The proposed pay hikes undeniably lack the power to ensure the nation's departure from deflation. Further efforts must be made to improve the treatment of workers, who engage in production work and who are also the core of consumption.
In this year's annual spring labor-management wage negotiations involving major businesses, which include automakers and electric appliance makers, the management side has simultaneously shown pay hike levels, among other things, to labor unions for the new fiscal year starting in April.
For this year's spring wage talks, the Japan Business Federation (Keidanren) has set a target of a 3 percent hike on an annual income basis. Keidanren called for its member companies to respond actively by increasing pay scale, in which basic salaries are bumped up across the board, and boosting regular pay increases.

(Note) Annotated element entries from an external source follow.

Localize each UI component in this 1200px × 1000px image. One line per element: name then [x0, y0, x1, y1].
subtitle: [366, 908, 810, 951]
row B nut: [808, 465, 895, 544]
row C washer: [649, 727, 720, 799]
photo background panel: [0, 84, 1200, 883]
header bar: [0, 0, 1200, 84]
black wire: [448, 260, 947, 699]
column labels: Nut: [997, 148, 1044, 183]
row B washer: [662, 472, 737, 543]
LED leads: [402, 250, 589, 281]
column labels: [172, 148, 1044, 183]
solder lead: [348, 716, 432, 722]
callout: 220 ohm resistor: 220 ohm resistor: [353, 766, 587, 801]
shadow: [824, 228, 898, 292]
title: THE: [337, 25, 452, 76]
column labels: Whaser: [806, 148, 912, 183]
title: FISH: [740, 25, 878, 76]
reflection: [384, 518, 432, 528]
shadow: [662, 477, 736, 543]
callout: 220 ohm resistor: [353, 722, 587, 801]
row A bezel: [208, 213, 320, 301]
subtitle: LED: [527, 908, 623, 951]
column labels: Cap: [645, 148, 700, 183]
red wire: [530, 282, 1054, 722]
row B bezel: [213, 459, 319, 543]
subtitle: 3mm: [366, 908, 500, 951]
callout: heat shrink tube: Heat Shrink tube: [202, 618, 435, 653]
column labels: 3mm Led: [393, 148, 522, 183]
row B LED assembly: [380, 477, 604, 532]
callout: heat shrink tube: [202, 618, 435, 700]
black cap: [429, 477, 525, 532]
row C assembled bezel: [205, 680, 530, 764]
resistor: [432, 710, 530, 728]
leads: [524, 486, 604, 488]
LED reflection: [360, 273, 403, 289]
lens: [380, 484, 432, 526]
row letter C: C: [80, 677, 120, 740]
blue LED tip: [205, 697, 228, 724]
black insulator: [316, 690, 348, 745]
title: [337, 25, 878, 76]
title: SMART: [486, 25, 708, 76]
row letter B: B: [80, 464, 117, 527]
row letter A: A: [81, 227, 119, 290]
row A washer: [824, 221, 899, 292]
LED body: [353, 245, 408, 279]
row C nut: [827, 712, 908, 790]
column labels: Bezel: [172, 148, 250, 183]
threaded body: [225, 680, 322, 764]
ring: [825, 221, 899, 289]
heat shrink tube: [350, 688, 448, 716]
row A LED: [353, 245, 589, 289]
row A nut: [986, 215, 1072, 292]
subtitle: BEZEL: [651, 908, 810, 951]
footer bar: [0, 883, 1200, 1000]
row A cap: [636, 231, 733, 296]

The fact that more firms have offered bigger basic pay increases than last year could serve as a tailwind for business recovery. It is also notable that some companies have offered a 3 percent increase on an annual income basis.
However, the fact remains that the proposed increases centered on higher bonuses. There are fewer companies that have achieved the targeted 3 percent increase through pay scale increases and regular pay hikes alone. So the offered pay increases seem to have a limited effect on spurring consumption.
Honda Motor Co.'s pay increase offer topped 3 percent on an annual income basis, but it is believed that the carmaker has stopped short of reaching 3 percent in terms of the combined pay scale increase and regular pay hike. Nissan Motor Co.'s pay scale increase and regular pay hike stood at 2.4 percent.
Major electric appliance maker Hitachi Ltd. has offered a 2.3 percent hike with pay scale increase topping that for the previous year, but this is half the increase seen in the 2015 spring labor negotiations.
Looking at big businesses on the whole, the pay scale increase and regular pay hike percentage is widely believed to be at the 2 percent level, the same level as in the previous year.
It is imperative for the management side to shake off the deflationary mind-set that hardens its defensive stance, and switch to an aggressive policy stance.
Vital to boost productivity
The future course of labor-management negotiations at small and medium-size companies, where 70 percent of all workers are employed, holds the key to realizing a virtuous circle in which pay hikes spur consumption and thus enhance corporate performance.
One way to secure financial resources for the realization of pay hikes for subcontractors would be for big businesses to make concessions in the terms and conditions of transactions with them. Realizing basic pay increases at small and midsize companies would help deal with their manpower shortage.
Concerning non-regular workers, it is imperative to tackle the task of raising their allowances in tandem with efforts to employ them as regular workers.
In this year's spring labor-management pay raise talks, an agreement has been reached at many firms to remedy long working hours ahead of work style reforms being promoted by the government.
Unjust labor practices such as unpaid overtime work must be reformed. There is also concern, however, that a decrease in overtime will cause a drop in employees' income.
If the government's regulation of overtime comes to pass, workers' after-tax income will decline by about 3 percent, according to one survey result.
Pay hikes would come to nothing if they are offset by cuts in overtime payment. Businesses should study measures to enhance their earning power and firmly maintain real-term pay increases.
Improvement in productivity is indispensable to ensuring continued pay hikes. Investment in information technology to boost business efficiency and fostering high-level human resources are urgent tasks to be tackled. The government, for its part, should bolster tax assistance measures, to encourage corporate investment in human resources.